Folgen des Musikschul-Urteils
Das aktuelle Musikschul-Urteil des Bundessozialgerichts und dessen Auswirkungen auf die Handwerkskammern war ein weiteres zentrales Thema. Hans-Jörg Friese, Präsident der Handwerkskammer Rheinhessen, erklärte, dass die Organisation der Meister- und Fortbildungskurse gefährdet sei, da freie Lehrkräfte künftig fest angestellt werden müssten. Dies würde die Flexibilität der Handwerkskammern stark einschränken und könnte dazu führen, dass einige Kammern komplett aus der Weiterbildung aussteigen.
Bürokratie belastet Handwerksbetriebe
Rudi Müller, Präsident der Handwerkskammer Trier, wies auf die zunehmende Bürokratiebelastung hin. Viele Handwerksbetriebe ächzen unter den wachsenden Nachweis- und Dokumentationspflichten. Ein Drittel der Meisterkursabsolventen scheut aufgrund der Bürokratie den Schritt in die Selbstständigkeit. Müller hofft auf das vierte Bürokratieentlastungsgesetz, das im Spätsommer verabschiedet werden soll, um den "Würgegriff des Staates" zu lockern.
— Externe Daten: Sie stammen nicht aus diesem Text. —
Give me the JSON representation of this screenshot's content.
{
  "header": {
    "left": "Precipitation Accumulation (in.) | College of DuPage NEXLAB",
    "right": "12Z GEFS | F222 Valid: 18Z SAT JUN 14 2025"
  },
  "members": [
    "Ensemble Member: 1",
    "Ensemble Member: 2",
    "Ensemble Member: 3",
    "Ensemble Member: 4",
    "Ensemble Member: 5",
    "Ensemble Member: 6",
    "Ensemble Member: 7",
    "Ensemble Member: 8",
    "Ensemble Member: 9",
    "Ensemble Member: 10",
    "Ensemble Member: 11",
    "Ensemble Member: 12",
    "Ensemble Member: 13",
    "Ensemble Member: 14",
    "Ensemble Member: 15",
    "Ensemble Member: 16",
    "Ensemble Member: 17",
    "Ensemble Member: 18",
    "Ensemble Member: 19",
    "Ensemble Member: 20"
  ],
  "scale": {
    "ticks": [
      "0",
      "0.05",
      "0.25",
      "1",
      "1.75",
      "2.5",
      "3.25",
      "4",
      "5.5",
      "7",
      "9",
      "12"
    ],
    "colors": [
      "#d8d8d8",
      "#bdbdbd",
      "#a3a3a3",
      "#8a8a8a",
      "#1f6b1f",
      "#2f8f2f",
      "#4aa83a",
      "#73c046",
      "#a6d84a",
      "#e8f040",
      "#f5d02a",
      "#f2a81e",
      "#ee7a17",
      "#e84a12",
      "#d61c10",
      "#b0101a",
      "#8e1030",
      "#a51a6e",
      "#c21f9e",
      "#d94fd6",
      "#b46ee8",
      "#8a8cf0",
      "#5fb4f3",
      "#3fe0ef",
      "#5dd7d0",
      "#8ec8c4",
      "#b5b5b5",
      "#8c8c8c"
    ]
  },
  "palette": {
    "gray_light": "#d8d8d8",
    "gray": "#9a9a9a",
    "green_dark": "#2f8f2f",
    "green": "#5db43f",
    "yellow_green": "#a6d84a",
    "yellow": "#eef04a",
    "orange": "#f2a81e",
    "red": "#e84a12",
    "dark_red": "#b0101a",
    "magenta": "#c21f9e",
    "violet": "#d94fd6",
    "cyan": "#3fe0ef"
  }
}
Wertschätzung und Anerkennung der beruflichen Bildung
Patrick Schnieder betonte die Notwendigkeit einer stärkeren Wertschätzung der beruflichen Bildung. Trotz des demografischen Wandels und der Schieflage in der Bildungspolitik müsse mehr für die berufliche Bildung getan werden. Er lobte die „Exzellenzstrategie“ der Bundesregierung und forderte mehr Praktika für Gymnasiasten in Handwerksbetrieben, um die Fachkräftesicherung zu verbessern.
Positive Entwicklungen und Herausforderungen
Dirk Palige, Geschäftsführer des Deutschen Handwerkskammertages (DHKT) und des Zentralverbandes des Deutschen Handwerks (ZDH), schilderte die aktuelle Stimmung im Handwerk. Trotz rückläufiger Umsätze und Beschäftigtenzahlen im ersten Quartal 2024 gäbe es auch positive Entwicklungen, wie die gesetzliche Festschreibung der Gleichwertigkeit von beruflicher und akademischer Bildung. Palige appellierte an die Handwerkskammern, die Politik weiterhin aktiv zu unterstützen und Vorschläge einzubringen, um gemeinsam Lösungen zu finden.
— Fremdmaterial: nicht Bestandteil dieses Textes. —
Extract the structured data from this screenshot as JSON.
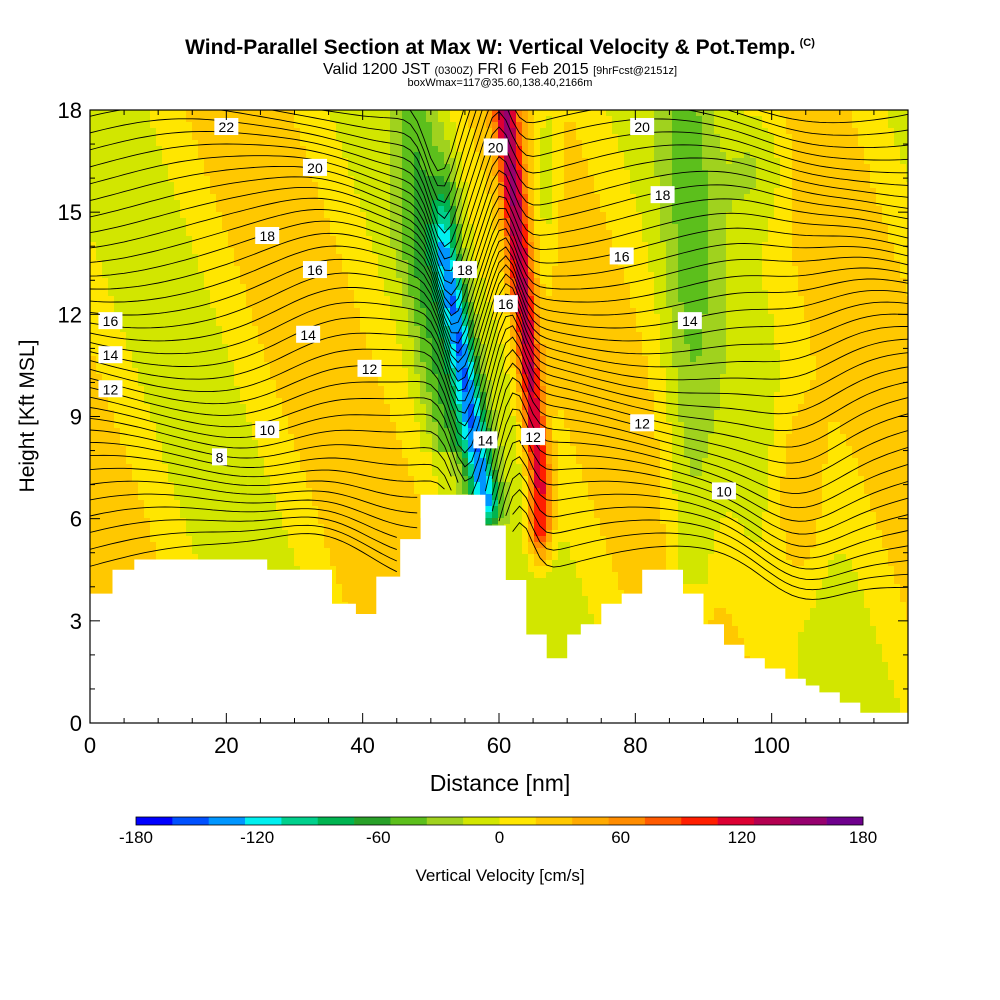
{
  "title": {
    "main": "Wind-Parallel Section at Max W: Vertical Velocity & Pot.Temp.",
    "copyright": "(C)",
    "valid_prefix": "Valid 1200 JST",
    "valid_utc": "(0300Z)",
    "valid_date": "FRI 6 Feb 2015",
    "forecast": "[9hrFcst@2151z]",
    "box": "boxWmax=117@35.60,138.40,2166m"
  },
  "colors": {
    "palette": [
      "#0000ff",
      "#0050ff",
      "#0096ff",
      "#00f0f0",
      "#00d08c",
      "#00b450",
      "#28a028",
      "#5cbf1c",
      "#a0d21e",
      "#d2e600",
      "#ffe600",
      "#ffc800",
      "#ffaa00",
      "#ff8c00",
      "#ff5a00",
      "#ff1e00",
      "#dc0032",
      "#b40050",
      "#96006e",
      "#6e008c"
    ],
    "terrain": "#ffffff",
    "contour": "#000000"
  },
  "chart_data": {
    "type": "contour-section",
    "xlabel": "Distance [nm]",
    "ylabel": "Height [Kft MSL]",
    "xlim": [
      0,
      120
    ],
    "ylim": [
      0,
      18
    ],
    "xticks": [
      0,
      20,
      40,
      60,
      80,
      100
    ],
    "yticks": [
      0,
      3,
      6,
      9,
      12,
      15,
      18
    ],
    "colorbar": {
      "label": "Vertical Velocity [cm/s]",
      "min": -180,
      "max": 180,
      "step": 18,
      "tick_values": [
        -180,
        -120,
        -60,
        0,
        60,
        120,
        180
      ]
    },
    "terrain_height_kft": [
      [
        0,
        3.8
      ],
      [
        3.3,
        4.5
      ],
      [
        6.5,
        4.8
      ],
      [
        26,
        4.5
      ],
      [
        35.5,
        3.5
      ],
      [
        39,
        3.2
      ],
      [
        42,
        4.3
      ],
      [
        45.5,
        5.4
      ],
      [
        48.5,
        6.7
      ],
      [
        58,
        5.8
      ],
      [
        61,
        4.2
      ],
      [
        64,
        2.6
      ],
      [
        67,
        1.9
      ],
      [
        70,
        2.6
      ],
      [
        72,
        2.9
      ],
      [
        75,
        3.5
      ],
      [
        78,
        3.8
      ],
      [
        81,
        4.5
      ],
      [
        87,
        3.8
      ],
      [
        90,
        2.9
      ],
      [
        93,
        2.3
      ],
      [
        96,
        1.9
      ],
      [
        99,
        1.6
      ],
      [
        102,
        1.3
      ],
      [
        105,
        1.1
      ],
      [
        107,
        0.9
      ],
      [
        110,
        0.6
      ],
      [
        113,
        0.3
      ],
      [
        120,
        0.3
      ]
    ],
    "updraft_core": {
      "x_nm": [
        66,
        61
      ],
      "z_kft": [
        7,
        18
      ],
      "max_cms": 120
    },
    "downdraft_core": {
      "x_nm": [
        58,
        52
      ],
      "z_kft": [
        6.5,
        14
      ],
      "min_cms": -140
    },
    "lee_updraft": {
      "x_nm": 104,
      "z_kft": [
        4,
        9
      ],
      "max_cms": 60
    },
    "theta_contour_labels": [
      {
        "value": "22",
        "x": 20,
        "z": 17.5
      },
      {
        "value": "20",
        "x": 33,
        "z": 16.3
      },
      {
        "value": "20",
        "x": 59.5,
        "z": 16.9
      },
      {
        "value": "20",
        "x": 81,
        "z": 17.5
      },
      {
        "value": "18",
        "x": 26,
        "z": 14.3
      },
      {
        "value": "18",
        "x": 55,
        "z": 13.3
      },
      {
        "value": "18",
        "x": 84,
        "z": 15.5
      },
      {
        "value": "16",
        "x": 33,
        "z": 13.3
      },
      {
        "value": "16",
        "x": 61,
        "z": 12.3
      },
      {
        "value": "16",
        "x": 78,
        "z": 13.7
      },
      {
        "value": "16",
        "x": 3,
        "z": 11.8
      },
      {
        "value": "14",
        "x": 32,
        "z": 11.4
      },
      {
        "value": "14",
        "x": 88,
        "z": 11.8
      },
      {
        "value": "14",
        "x": 3,
        "z": 10.8
      },
      {
        "value": "14",
        "x": 58,
        "z": 8.3
      },
      {
        "value": "12",
        "x": 41,
        "z": 10.4
      },
      {
        "value": "12",
        "x": 3,
        "z": 9.8
      },
      {
        "value": "12",
        "x": 65,
        "z": 8.4
      },
      {
        "value": "12",
        "x": 81,
        "z": 8.8
      },
      {
        "value": "10",
        "x": 26,
        "z": 8.6
      },
      {
        "value": "10",
        "x": 93,
        "z": 6.8
      },
      {
        "value": "8",
        "x": 19,
        "z": 7.8
      }
    ]
  }
}
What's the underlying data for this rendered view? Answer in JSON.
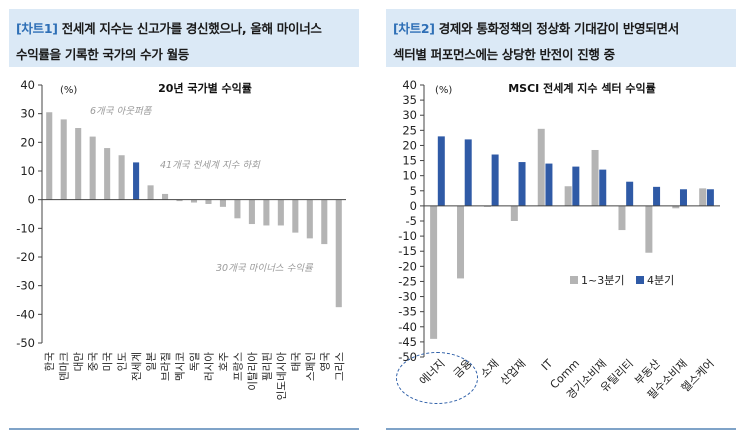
{
  "left": {
    "tag": "[차트1]",
    "heading_line1": "전세계 지수는 신고가를 경신했으나, 올해 마이너스",
    "heading_line2": "수익률을 기록한 국가의 수가 월등",
    "chart_title": "20년 국가별 수익률",
    "unit": "(%)",
    "annotations": [
      "6개국 아웃퍼폼",
      "41개국 전세계 지수 하회",
      "30개국 마이너스 수익률"
    ]
  },
  "right": {
    "tag": "[차트2]",
    "heading_line1": "경제와 통화정책의 정상화 기대감이 반영되면서",
    "heading_line2": "섹터별 퍼포먼스에는 상당한 반전이 진행 중",
    "chart_title": "MSCI 전세계 지수 섹터 수익률",
    "unit": "(%)"
  },
  "colors": {
    "gray": "#b4b4b4",
    "blue": "#2f5aa6",
    "header_bg": "#dbe9f6",
    "tag": "#2e6fb6"
  },
  "chart_data": [
    {
      "type": "bar",
      "title": "20년 국가별 수익률",
      "ylabel": "(%)",
      "ylim": [
        -50,
        40
      ],
      "yticks": [
        40,
        30,
        20,
        10,
        0,
        -10,
        -20,
        -30,
        -40,
        -50
      ],
      "categories": [
        "한국",
        "덴마크",
        "대만",
        "중국",
        "미국",
        "인도",
        "전세계",
        "일본",
        "브라질",
        "멕시코",
        "독일",
        "러시아",
        "호주",
        "프랑스",
        "이탈리아",
        "필리핀",
        "인도네시아",
        "태국",
        "스페인",
        "영국",
        "그리스"
      ],
      "values": [
        30.5,
        28,
        25,
        22,
        18,
        15.5,
        13,
        5,
        2,
        -0.5,
        -1,
        -1.5,
        -2.5,
        -6.5,
        -8.5,
        -9,
        -9,
        -11.5,
        -13.5,
        -15.5,
        -37.5
      ],
      "highlight_index": 6,
      "legend": "none"
    },
    {
      "type": "bar",
      "title": "MSCI 전세계 지수 섹터 수익률",
      "ylabel": "(%)",
      "ylim": [
        -50,
        40
      ],
      "yticks": [
        40,
        35,
        30,
        25,
        20,
        15,
        10,
        5,
        0,
        -5,
        -10,
        -15,
        -20,
        -25,
        -30,
        -35,
        -40,
        -45,
        -50
      ],
      "categories": [
        "에너지",
        "금융",
        "소재",
        "산업재",
        "IT",
        "Comm",
        "경기소비재",
        "유틸리티",
        "부동산",
        "필수소비재",
        "헬스케어"
      ],
      "series": [
        {
          "name": "1~3분기",
          "values": [
            -44,
            -24,
            0,
            -5,
            25.5,
            6.5,
            18.5,
            -8,
            -15.5,
            -0.8,
            5.8
          ]
        },
        {
          "name": "4분기",
          "values": [
            23,
            22,
            17,
            14.5,
            14,
            13,
            12,
            8,
            6.3,
            5.5,
            5.5
          ]
        }
      ],
      "legend": "bottom-right",
      "circled_categories": [
        "에너지",
        "금융"
      ]
    }
  ]
}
Appell für Entbürokratisierung
Schnieder räumte ein, dass die Politik in den letzten Jahren bei der Bürokratie übertrieben habe. Es sei wichtig, Regelungen abzuschaffen, die keinen Sinn mehr machen, und neue Regelungen zunächst zu befristen. Eine dringende Entlastung der Wirtschaft sei notwendig, um mehr Menschen zur Selbstständigkeit zu ermutigen.
Die Liste der Herausforderungen für das Handwerk ist lang, aber durch den aktiven Dialog zwischen Handwerk und Politik können Lösungen gefunden werden. Das Handwerk bleibt ein wichtiger Bestandteil der deutschen Wirtschaft und Gesellschaft, und durch gemeinsame Anstrengungen können positive Veränderungen erreicht werden.